E’ proprio di una mentalità totalitaria pensare che castigare il corpo induce a dire la verità, anche quella non vera purché termini la tortura. Trump è un uomo che farà molti danni, e già li sta facendo per come inquadra la questione migratoria, la xenofobia che mostra, il razzismo che sollecita. Bisognerà vedere sin dove si spingerà, ma se continuerà così, mettendo in pratica quello che ha detto in campagna elettorale, farà molto male al mondo ma anche allo stesso popolo degli Stati Uniti che fortunatamente sta reagendo. Bisognerà vedere…

E’ possibilista allora…

Per me negli Stati Uniti non governa il presidente; il vero potere ce l’hanno il complesso industriale-militare e le grandi imprese. Saranno loro a mettergli dei limiti. Obama non ha potuto fare grandi cose; parlava di chiudere il carcere di Guantanámo, di terminare la guerra in Iraq e in Afghanistan, di dare al mondo maggiore sicurezza e abbiamo visto che tutto questo non l’ha potuto fare. Me lo ha scritto in una lettera. Anche i repubblicani sono divisi e le divisioni si acuiranno; hanno la maggioranza nel Congresso ma non sono unanimi al loro interno. C’è gente tra di loro che pur essendo di destra ha un’etica e valori che sentono calpestati da Trump.

Trump al comando della principale nazione d’America non può essere anche una opportunità per il resto del continente? Il Messico, che è un po’ la frontiera degli Stati Uniti con l’America del sud, la stessa America Centrale, verranno spinti dalla necessità ad integrarsi maggiormente con l’America Latina…

Quello che a me sorprende è la lentezza con cui i governi latinoamericani creano strutture di integrazione. C’è il Mercosur, l’alleanza di cinque paesi del Sudamerica, la Celac, Comunità di Stati Latinoamericani e dei Caraibi, l’Unasur, l’Unione delle nazioni sudamericane che ne riunisce un’altra dozzina tra paesi membri ed aderenti… Queste istanze regionali vanno ancora rafforzate. E devono fare un fronte comune per mettere limiti all’Impero.
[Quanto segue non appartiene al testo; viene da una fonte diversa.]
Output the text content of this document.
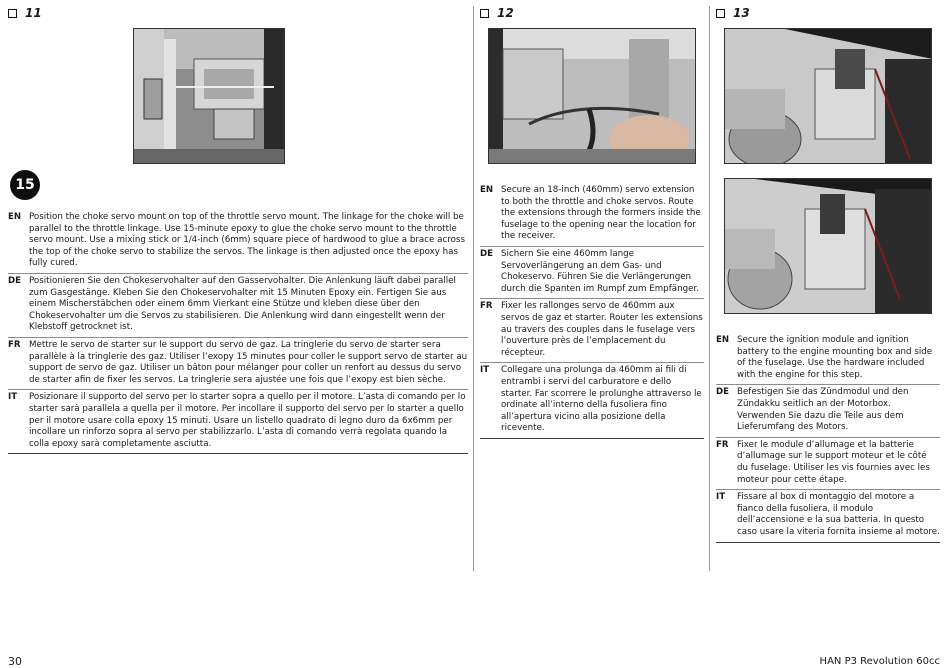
11
15
EN Position the choke servo mount on top of the throttle servo mount. The linkage for the choke will be parallel to the throttle linkage. Use 15-minute epoxy to glue the choke servo mount to the throttle servo mount. Use a mixing stick or 1/4-inch (6mm) square piece of hardwood to glue a brace across the top of the choke servo to stabilize the servos. The linkage is then adjusted once the epoxy has fully cured.
DE Positionieren Sie den Chokeservohalter auf den Gasservohalter. Die Anlenkung läuft dabei parallel zum Gasgestänge. Kleben Sie den Chokeservohalter mit 15 Minuten Epoxy ein. Fertigen Sie aus einem Mischerstäbchen oder einem 6mm Vierkant eine Stütze und kleben diese über den Chokeservohalter um die Servos zu stabilisieren. Die Anlenkung wird dann eingestellt wenn der Klebstoff getrocknet ist.
FR Mettre le servo de starter sur le support du servo de gaz. La tringlerie du servo de starter sera parallèle à la tringlerie des gaz. Utiliser l’exopy 15 minutes pour coller le support servo de starter au support de servo de gaz. Utiliser un bâton pour mélanger pour coller un renfort au dessus du servo de starter afin de fixer les servos. La tringlerie sera ajustée une fois que l’exopy est bien sèche.
IT	Posizionare il supporto del servo per lo starter sopra a quello per il motore. L’asta di comando per lo starter sarà parallela a quella per il motore. Per incollare il supporto del servo per lo starter a quello per il motore usare colla epoxy 15 minuti. Usare un listello quadrato di legno duro da 6x6mm per incollare un rinforzo sopra al servo per stabilizzarlo. L’asta di comando verrà regolata quando la colla epoxy sarà completamente asciutta.
12
EN Secure an 18-inch (460mm) servo extension to both the throttle and choke servos. Route the extensions through the formers inside the fuselage to the opening near the location for the receiver.
DE Sichern Sie eine 460mm lange Servoverlängerung an dem Gas- und Chokeservo. Führen Sie die Verlängerungen durch die Spanten im Rumpf zum Empfänger.
FR Fixer les rallonges servo de 460mm aux servos de gaz et starter. Router les extensions au travers des couples dans le fuselage vers l’ouverture près de l’emplacement du récepteur.
IT	Collegare una prolunga da 460mm ai fili di entrambi i servi del carburatore e dello starter. Far scorrere le prolunghe attraverso le ordinate all’interno della fusoliera fino all’apertura vicino alla posizione della ricevente.
13
EN Secure the ignition module and ignition battery to the engine mounting box and side of the fuselage. Use the hardware included with the engine for this step.
DE Befestigen Sie das Zündmodul und den Zündakku seitlich an der Motorbox. Verwenden Sie dazu die Teile aus dem Lieferumfang des Motors.
FR Fixer le module d’allumage et la batterie d’allumage sur le support moteur et le côté du fuselage. Utiliser les vis fournies avec les moteur pour cette étape.
IT	Fissare al box di montaggio del motore a fianco della fusoliera, il modulo dell’accensione e la sua batteria. In questo caso usare la viteria fornita insieme al motore.
30	HAN P3 Revolution 60cc
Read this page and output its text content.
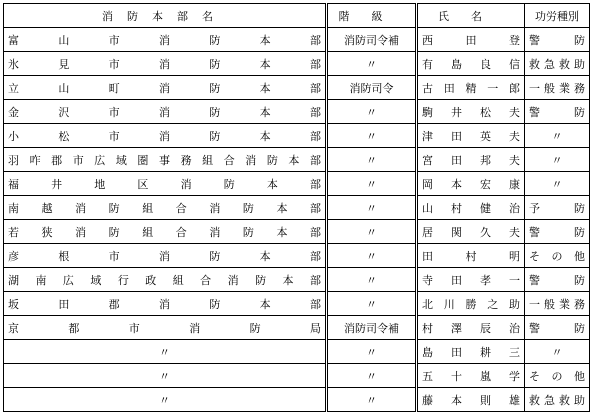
消防本部名	階級	氏名	功労種別
富山市消防本部	消防司令補	西田登	警防
氷見市消防本部	〃	有島良信	救急救助
立山町消防本部	消防司令	古田精一郎	一般業務
金沢市消防本部	〃	駒井松夫	警防
小松市消防本部	〃	津田英夫	〃
羽咋郡市広域圏事務組合消防本部	〃	宮田邦夫	〃
福井地区消防本部	〃	岡本宏康	〃
南越消防組合消防本部	〃	山村健治	予防
若狭消防組合消防本部	〃	居関久夫	警防
彦根市消防本部	〃	田村明	その他
湖南広域行政組合消防本部	〃	寺田孝一	警防
坂田郡消防本部	〃	北川勝之助	一般業務
京都市消防局	消防司令補	村澤辰治	警防
〃	〃	島田耕三	〃
〃	〃	五十嵐学	その他
〃	〃	藤本則雄	救急救助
Se questo non succederà, i problemi si acutizzeranno ovunque, dove più dove meno.

D’accordo ma la minaccia Trump non può voler dire – com’è avvenuto con il Venezuela – che il Messico deve guardare più a Sud, intensificare i rapporti con quella parte del continente da cui si è piano piano allontanato?

Presto darò lezioni nell’Università nazionale di Città del Messico…

Quando?

Il 17 aprile sarò lì, per inaugurare la cattedra di Cultura di pace e diritti dei popoli come professore straordinario. La violenza strutturale in questo Paese è tremenda, con enormi complicità a livello politico. Il Messico ha perso sovranità e identità… Pensi che “il paese degli uomini e le donne di mais”, con una varietà straordinaria di questo cereale coltivato dalle popolazioni indigene da tempi preistorici, più di 38 specie, oggi deve importare mais transgenico dagli Stati Uniti per fare la famosa tortilla messicana, i tacos. Latinoamericanizzarsi farà bene al paese…

Non farà bene all’Argentina “messicanizzarsi”, come denunciò il Papa un anno fa provocando un enorme clamore. E’ un pericolo che anche lei vede visitando le periferie?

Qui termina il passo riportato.